For simplicity, most refiners wishing to hedge their price exposures have used a crack ratio usually expressed as X:Y:Z where X represents a number of barrels of crude oil, Y represents a number of barrels of gasoline and Z represents a number of barrels of distillate fuel oil, subject to the constraint that X=Y+Z. This crack ratio is used for hedging purposes by buying X barrels of crude oil and selling Y barrels of gasoline and Z barrels of distillate in the futures market. The crack spread X:Y:Z reflects the spread obtained by trading oil, gasoline and distillate according to this ratio. Widely used crack spreads have included 3:2:1, 5:3:2 and 2:1:1. As the 3:2:1 crack spread is the most popular of these, widely quoted crack spread benchmarks are the "Gulf Coast 3:2:1" and the "Chicago 3:2:1".

Various financial intermediaries in the commodity markets have tailored their products to facilitate trading crack spreads. For example, NYMEX offers virtual crack spread futures contracts by treating a basket of underlying NYMEX futures contracts corresponding to a crack spread as a single transaction. Treating crack spread futures baskets as a single transaction has the advantage of reducing the margin requirements for a crack spread futures position. Other market participants dealing over the counter provide even more customized products.

The following discussion of crack spread contracts comes from the Energy Information Administration publication Derivatives and Risk Management in the Petroleum, Natural Gas, and Electricity Industries:

Refiners’ profits are tied directly to the spread, or difference, between the price of crude oil and the prices of refined products. Because refiners can reliably predict their costs other than crude oil, the spread is their major uncertainty. One way in which a refiner could ensure a given spread would be to buy crude oil futures and sell product futures. Another would be to buy crude oil call options and sell product call options. Both of those strategies are complex, however, and they require the hedger to tie up funds in margin accounts.

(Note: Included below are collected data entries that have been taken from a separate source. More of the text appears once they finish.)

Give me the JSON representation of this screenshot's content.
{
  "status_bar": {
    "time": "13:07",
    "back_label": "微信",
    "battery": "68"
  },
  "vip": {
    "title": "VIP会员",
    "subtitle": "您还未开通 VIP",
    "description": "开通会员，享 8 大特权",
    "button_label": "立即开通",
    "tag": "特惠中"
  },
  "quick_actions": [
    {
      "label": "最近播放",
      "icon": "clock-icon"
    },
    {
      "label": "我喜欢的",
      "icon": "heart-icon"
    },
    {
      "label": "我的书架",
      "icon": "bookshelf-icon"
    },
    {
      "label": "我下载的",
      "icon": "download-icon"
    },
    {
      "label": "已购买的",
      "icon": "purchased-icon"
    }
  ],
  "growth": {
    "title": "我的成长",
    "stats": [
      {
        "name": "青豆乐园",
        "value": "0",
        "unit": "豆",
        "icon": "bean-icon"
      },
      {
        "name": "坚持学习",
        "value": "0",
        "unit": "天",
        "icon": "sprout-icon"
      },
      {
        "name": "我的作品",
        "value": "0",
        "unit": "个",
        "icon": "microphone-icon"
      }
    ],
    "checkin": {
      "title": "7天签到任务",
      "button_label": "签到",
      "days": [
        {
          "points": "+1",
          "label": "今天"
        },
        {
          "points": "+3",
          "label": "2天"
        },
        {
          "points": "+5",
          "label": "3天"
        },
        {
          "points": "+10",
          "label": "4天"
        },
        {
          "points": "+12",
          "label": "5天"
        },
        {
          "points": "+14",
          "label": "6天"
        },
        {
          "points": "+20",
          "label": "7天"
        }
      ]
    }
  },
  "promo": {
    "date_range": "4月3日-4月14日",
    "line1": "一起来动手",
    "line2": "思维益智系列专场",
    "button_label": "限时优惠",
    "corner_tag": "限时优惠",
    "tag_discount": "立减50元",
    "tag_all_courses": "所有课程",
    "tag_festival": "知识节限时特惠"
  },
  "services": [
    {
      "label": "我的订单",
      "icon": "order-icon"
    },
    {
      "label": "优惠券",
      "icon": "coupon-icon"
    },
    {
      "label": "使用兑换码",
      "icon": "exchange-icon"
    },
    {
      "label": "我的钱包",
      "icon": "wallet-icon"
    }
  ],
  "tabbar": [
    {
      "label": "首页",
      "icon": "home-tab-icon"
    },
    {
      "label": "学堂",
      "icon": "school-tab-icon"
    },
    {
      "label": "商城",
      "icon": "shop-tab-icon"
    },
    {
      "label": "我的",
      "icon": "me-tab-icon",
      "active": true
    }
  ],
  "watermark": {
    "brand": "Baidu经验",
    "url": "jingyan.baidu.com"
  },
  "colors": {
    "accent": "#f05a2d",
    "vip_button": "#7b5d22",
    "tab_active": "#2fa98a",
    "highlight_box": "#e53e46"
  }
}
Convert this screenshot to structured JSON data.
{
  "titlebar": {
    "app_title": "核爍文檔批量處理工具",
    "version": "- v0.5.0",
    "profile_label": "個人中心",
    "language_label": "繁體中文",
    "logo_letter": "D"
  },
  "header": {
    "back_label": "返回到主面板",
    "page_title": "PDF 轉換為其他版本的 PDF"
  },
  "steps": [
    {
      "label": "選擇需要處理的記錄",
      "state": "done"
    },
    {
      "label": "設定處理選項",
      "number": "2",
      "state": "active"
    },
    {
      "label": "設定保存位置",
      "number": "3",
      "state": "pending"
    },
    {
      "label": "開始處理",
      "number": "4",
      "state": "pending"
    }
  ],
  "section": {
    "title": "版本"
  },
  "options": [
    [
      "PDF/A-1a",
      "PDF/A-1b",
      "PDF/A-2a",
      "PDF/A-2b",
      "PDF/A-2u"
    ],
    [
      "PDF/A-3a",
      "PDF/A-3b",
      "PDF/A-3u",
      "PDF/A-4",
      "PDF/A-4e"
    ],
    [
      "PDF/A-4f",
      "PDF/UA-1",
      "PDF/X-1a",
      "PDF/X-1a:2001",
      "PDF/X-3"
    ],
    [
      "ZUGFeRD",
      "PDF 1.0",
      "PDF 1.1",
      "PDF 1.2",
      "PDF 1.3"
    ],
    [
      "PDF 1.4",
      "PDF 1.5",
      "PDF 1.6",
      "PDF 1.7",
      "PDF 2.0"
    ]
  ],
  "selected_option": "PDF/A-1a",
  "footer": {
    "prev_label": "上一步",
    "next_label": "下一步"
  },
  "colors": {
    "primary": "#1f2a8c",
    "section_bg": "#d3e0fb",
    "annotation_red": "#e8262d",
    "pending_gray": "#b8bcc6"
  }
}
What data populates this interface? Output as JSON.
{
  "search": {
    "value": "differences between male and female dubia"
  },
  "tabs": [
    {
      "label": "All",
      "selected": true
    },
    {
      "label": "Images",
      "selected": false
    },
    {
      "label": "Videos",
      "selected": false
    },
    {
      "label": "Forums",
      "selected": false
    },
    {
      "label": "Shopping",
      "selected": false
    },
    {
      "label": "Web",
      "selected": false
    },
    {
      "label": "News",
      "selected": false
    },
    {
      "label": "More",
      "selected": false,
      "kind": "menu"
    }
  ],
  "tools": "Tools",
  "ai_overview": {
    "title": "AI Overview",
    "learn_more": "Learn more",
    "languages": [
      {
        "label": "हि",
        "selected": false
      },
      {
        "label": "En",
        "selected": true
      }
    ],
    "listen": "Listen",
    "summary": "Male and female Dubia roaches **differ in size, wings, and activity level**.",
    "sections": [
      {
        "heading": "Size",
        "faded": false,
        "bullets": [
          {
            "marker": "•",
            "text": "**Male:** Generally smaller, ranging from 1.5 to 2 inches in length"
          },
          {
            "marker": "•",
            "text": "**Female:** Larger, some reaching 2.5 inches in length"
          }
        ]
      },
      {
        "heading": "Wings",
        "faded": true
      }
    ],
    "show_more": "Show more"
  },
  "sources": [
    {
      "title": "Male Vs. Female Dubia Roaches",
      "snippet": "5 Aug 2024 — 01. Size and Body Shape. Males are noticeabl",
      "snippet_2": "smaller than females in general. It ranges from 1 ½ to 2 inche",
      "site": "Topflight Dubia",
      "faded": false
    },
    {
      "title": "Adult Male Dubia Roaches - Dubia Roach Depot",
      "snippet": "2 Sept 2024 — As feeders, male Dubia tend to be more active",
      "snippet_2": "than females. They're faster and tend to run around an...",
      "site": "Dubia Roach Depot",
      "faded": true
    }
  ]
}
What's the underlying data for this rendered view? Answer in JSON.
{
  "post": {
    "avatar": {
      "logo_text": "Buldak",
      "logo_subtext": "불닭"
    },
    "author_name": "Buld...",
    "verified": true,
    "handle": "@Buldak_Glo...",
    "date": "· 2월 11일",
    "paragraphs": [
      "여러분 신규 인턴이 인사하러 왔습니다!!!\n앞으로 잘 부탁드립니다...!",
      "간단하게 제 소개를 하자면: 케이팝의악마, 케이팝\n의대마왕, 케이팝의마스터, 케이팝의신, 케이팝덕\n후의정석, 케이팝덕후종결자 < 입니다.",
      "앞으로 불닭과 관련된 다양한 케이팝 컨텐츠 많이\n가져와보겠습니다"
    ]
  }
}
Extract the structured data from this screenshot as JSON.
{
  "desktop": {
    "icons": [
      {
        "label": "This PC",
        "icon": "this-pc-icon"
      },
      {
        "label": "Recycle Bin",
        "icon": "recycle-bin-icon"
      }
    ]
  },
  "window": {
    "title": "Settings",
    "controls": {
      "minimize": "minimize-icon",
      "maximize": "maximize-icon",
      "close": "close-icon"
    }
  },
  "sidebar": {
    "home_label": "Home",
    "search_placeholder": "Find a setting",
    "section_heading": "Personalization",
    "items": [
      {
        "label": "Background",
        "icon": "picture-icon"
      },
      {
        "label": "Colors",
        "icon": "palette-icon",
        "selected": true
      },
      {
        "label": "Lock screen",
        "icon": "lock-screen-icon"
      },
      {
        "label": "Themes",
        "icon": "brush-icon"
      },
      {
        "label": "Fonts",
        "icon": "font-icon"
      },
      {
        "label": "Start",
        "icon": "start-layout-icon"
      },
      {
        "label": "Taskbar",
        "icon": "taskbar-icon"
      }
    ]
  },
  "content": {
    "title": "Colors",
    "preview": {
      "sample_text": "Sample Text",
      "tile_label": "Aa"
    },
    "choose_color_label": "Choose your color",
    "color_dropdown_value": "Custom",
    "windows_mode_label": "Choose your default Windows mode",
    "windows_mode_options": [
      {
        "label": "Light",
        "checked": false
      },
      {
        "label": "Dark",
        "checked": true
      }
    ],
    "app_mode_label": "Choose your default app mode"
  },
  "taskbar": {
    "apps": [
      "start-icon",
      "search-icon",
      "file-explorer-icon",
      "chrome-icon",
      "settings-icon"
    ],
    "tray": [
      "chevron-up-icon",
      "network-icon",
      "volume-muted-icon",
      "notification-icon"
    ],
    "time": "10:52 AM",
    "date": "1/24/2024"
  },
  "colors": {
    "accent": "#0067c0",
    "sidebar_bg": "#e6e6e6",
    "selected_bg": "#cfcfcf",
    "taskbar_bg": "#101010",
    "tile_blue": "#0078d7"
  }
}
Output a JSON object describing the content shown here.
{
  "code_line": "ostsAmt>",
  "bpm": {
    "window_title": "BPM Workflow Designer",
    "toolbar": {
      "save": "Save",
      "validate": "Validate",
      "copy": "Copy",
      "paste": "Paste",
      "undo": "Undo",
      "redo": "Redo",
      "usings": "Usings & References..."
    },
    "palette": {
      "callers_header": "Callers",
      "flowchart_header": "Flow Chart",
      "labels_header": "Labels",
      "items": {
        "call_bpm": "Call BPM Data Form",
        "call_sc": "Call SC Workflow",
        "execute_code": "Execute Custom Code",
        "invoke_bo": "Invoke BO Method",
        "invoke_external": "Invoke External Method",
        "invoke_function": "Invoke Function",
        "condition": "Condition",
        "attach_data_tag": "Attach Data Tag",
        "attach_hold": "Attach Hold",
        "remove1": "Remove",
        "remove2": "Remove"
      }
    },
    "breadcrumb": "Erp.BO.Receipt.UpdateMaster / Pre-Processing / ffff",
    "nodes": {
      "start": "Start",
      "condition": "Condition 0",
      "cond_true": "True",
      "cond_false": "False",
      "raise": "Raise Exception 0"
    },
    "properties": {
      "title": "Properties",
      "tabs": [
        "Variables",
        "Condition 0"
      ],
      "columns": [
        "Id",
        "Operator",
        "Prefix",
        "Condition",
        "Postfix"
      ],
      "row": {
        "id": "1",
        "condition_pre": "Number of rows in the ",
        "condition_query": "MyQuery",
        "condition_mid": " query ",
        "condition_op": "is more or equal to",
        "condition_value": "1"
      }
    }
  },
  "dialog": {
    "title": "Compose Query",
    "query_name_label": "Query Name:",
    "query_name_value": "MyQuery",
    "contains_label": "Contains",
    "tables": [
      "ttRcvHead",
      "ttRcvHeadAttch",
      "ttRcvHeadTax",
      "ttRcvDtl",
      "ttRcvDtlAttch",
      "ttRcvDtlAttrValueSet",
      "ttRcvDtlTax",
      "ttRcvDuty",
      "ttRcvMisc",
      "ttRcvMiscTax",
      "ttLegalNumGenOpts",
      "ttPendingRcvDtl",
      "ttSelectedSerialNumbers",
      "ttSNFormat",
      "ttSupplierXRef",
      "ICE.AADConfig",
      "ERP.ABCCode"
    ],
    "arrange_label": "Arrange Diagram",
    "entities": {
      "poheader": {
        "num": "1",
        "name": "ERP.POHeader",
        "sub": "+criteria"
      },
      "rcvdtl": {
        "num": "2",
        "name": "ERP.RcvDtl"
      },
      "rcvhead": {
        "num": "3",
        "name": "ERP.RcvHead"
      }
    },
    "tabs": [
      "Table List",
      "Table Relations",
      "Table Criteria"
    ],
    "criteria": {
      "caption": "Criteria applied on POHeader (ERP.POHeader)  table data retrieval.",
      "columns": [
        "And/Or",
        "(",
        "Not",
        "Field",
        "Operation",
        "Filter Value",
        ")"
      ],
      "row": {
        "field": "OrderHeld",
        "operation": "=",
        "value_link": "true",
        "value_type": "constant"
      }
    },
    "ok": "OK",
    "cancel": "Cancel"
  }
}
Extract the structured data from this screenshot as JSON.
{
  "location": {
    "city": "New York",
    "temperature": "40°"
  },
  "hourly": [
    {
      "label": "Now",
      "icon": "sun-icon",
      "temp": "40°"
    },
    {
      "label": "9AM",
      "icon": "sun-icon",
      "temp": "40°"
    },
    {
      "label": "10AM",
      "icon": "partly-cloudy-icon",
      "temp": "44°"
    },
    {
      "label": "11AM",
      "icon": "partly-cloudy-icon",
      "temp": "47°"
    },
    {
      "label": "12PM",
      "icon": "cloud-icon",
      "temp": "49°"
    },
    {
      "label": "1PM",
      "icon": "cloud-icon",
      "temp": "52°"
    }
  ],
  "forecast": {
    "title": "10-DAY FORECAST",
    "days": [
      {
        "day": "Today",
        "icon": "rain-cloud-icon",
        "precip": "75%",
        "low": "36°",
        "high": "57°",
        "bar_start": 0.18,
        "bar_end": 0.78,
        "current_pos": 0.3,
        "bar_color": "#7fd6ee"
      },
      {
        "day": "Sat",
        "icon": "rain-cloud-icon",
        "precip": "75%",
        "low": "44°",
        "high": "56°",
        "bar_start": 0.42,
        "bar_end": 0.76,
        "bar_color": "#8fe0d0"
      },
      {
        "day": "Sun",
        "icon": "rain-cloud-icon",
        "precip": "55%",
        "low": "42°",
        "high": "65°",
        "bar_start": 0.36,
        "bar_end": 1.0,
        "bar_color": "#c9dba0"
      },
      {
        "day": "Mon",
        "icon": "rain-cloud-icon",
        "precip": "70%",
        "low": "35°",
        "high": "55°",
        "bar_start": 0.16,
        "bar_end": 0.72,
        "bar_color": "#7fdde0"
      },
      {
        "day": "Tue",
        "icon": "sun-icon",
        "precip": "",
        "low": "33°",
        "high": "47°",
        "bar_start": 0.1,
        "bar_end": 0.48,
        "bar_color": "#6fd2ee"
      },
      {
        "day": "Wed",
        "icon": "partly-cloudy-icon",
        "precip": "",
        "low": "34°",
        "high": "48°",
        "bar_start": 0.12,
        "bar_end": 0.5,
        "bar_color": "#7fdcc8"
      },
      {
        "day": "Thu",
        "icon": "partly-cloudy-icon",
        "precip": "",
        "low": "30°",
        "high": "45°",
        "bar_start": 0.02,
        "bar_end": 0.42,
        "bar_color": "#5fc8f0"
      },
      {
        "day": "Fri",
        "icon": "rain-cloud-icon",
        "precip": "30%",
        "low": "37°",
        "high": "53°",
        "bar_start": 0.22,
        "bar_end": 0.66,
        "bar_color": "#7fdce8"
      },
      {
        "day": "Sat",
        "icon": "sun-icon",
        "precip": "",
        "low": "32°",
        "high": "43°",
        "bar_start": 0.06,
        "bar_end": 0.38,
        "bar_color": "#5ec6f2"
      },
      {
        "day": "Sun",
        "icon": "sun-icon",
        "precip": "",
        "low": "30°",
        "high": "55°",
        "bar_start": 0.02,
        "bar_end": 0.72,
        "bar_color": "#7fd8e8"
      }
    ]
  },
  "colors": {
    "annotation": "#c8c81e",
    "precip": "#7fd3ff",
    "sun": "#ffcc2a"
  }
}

To ease this burden, NYMEX in 1994 launched the crack spread contract. NYMEX treats crack spread purchases or sales of multiple futures as a single trade for the purposes of establishing margin requirements. The crack spread contract helps refiners to lock-in a crude oil price and heating oil and unleaded gasoline prices simultaneously in order to establish a fixed refining margin. One type of crack spread contract bundles the purchase of three crude oil futures (30,000 barrels) with the sale a month later of two unleaded gasoline futures (20,000 barrels) and one heating oil future (10,000 barrels). The 3-2-1 ratio approximates the real-world ratio of refinery output—2 barrels of unleaded gasoline and 1 barrel of heating oil from 3 barrels of crude oil. Buyers and sellers concern themselves only with the margin requirements for the crack spread contract. They do not deal with individual margins for the underlying trades.

An average 3-2-1 ratio based on sweet crude is not appropriate for all refiners, however, and the OTC market provides contracts that better reflect the situation of individual refineries. Some refineries specialize in heavy crude oils, while others specialize in gasoline. One thing OTC traders can attempt is to aggregate individual refineries so that the trader’s portfolio is close to the exchange ratios. Traders can also devise swaps that are based on the differences between their clients’ situations and the exchange standards.